The results show that practice-oriented programming knowledge increases participants' attitudes towards programming and programming self-efficacy. The practice-oriented tasks of the programming steps can arouse the curiosity of the students, which can make the programming process, which requires complicated and complex skills, easier and more interesting. All these factors could have improved the students' attitude towards programming. Based on the students' feedback, the practical activities help in understanding the programming paradigms, promote the transparency of the algorithmization process and the development of these skills, which positively affects their opinion of their programming self-efficacy. The research presented in the article proves that attitudes related to programming can be influenced in a positive direction both in the case of those with stronger, but even more so in the case of those with weaker attitudes.

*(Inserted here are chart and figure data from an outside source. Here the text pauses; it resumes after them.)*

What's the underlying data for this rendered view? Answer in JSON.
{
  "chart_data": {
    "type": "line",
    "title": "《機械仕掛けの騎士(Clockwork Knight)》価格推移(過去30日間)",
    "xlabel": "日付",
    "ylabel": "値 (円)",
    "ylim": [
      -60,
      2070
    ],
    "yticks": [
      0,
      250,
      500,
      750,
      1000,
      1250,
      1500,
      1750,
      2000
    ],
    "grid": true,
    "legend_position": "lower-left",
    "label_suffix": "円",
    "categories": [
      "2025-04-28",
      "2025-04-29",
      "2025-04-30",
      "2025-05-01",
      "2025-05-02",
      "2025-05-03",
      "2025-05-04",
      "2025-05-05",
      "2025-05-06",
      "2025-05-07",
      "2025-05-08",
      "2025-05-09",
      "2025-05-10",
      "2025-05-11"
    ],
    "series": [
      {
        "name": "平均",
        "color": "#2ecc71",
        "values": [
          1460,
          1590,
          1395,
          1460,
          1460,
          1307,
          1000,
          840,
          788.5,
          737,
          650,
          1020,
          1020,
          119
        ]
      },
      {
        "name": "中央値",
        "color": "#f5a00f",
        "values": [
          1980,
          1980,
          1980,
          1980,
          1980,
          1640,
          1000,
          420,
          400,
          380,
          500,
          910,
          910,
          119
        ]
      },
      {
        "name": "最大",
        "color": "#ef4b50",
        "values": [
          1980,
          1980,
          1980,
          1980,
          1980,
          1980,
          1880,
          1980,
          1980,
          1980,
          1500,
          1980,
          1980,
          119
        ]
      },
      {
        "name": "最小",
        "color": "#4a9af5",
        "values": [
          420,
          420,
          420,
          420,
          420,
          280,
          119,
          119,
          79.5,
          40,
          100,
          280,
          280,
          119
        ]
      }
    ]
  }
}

Therefore, the results of the survey will be useful for universities to understand students' confidence in programming and introduce interventions in the curriculum accordingly. In the future, we would like to use the results of the study with the competence map of curricula and subjects related to the field of IT training and in the further development of modern digital methodological possibilities. The feedback provided in the article may be important in the future in the development of both teacher and student attitudes. These results of the survey will be useful for students to reflect on their abilities, as this survey can be used for self-reflection.